AÇIKLAMA: Kilise önderleri bir araya gelip Rab’bin sözüne birlikte bakarak doğru karara vardılar. Bu ilk konseyden çıkan kararı bütün kardeşlere mektup yoluyla ilettiler. Mektupta Barnaba’yla Pavlus’un yaydığı lütuf müjdesini tasdik ettiler. Ayrıca beraberlerinde iki kardeş daha, Yahuda ve Silas’ı yolladılar. Onlar Antakya’ya varınca önderlerin verdiği kararı iletip oradaki kardeşleri ruhça pekiştirdiler. Böylece Kilise ilk büyük sınavı atlatmış oldu. İsa Mesih’e gelen herkes, ırk ya da millet ayrımı yapmaksızın, salt imanla kurtuluyordu.

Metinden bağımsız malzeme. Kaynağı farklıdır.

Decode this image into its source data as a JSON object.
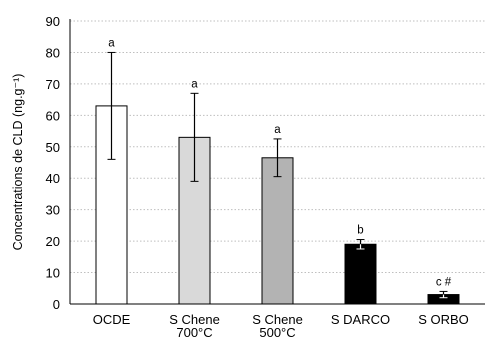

Ancak bütün sorunlar orada bitmedi. Bu sırada Pavlus daha önce Barnaba’yla birlikte kurduğu kilise toplulukları ziyaret etmek istedi. Fakat Barnaba’nın yeğeni Markos’u yanına almak istemesi üzerinde iki elçi arasında keskin bir anlaşmazlık çıktı. Bir önceki seyahatte Markos onları yarı yolda bırakmıştı o yüzden Pavlus ona kesinlikle güvenmiyordu. Barnaba ise ona bir şans daha tanımak istedi. Aralarındaki anlaşmazlık o kadar büyüdü ki ayrılmak zorunda kaldılar. Barnaba’yla Markos Kıbrıs’a döndüler, Pavlus ise yanına Silas’ı alarak Anadolu’ya gitti. Peki bu durum için ne diyebiliriz? Bir yandan iki kilise önderi anlaşamadığı zaman elbette ki çok üzülürüz. Ancak diğer yandan Tanrı’nın bunu da iyilik için kullanabildiğini görebiliyoruz. Bu anlaşmazlık yüzünden bir değil iki müjdeci takım yola çıktı.

Peki kim haklıydı? Aslında ikisi de haklıydı. Pavlus, Markos’a bir ders vermekten yanaydı, Barnaba ise ona merhamet göstermekten yanaydı. Esasında Markos’un ikisine de ihtiyacı vardı. İncil’in ilerisinde Markos’un düzelip elçilerin çok işine yaradığını okuyoruz. Hatta yıllar sonra hapiste ölümü bekleyen Pavlus, özellikle Markos’un yanına gelmesini talep eder (2.Timoteos 4:11). Bundan şunu anlıyoruz ki önderler bile zaman zaman anlaşamayabilir. Herkes birlikte çalışmak zorunda değil. Bu durumlarda birbirimizi kırmadan ayrılmak en sağlıklısı olabilir. Eninde sonunda Rab bu tür olumsuzlukları bile iyilik için kullanabilecek güçtedir. Markos’a dönünce yaşadığı bütün bu tecrübelerden dolayı harika bir şekilde olgunlaşıp Tanrı’nın planına yaradığını görebiliyoruz. Evet, Rab ikinci şansın Rabbidir.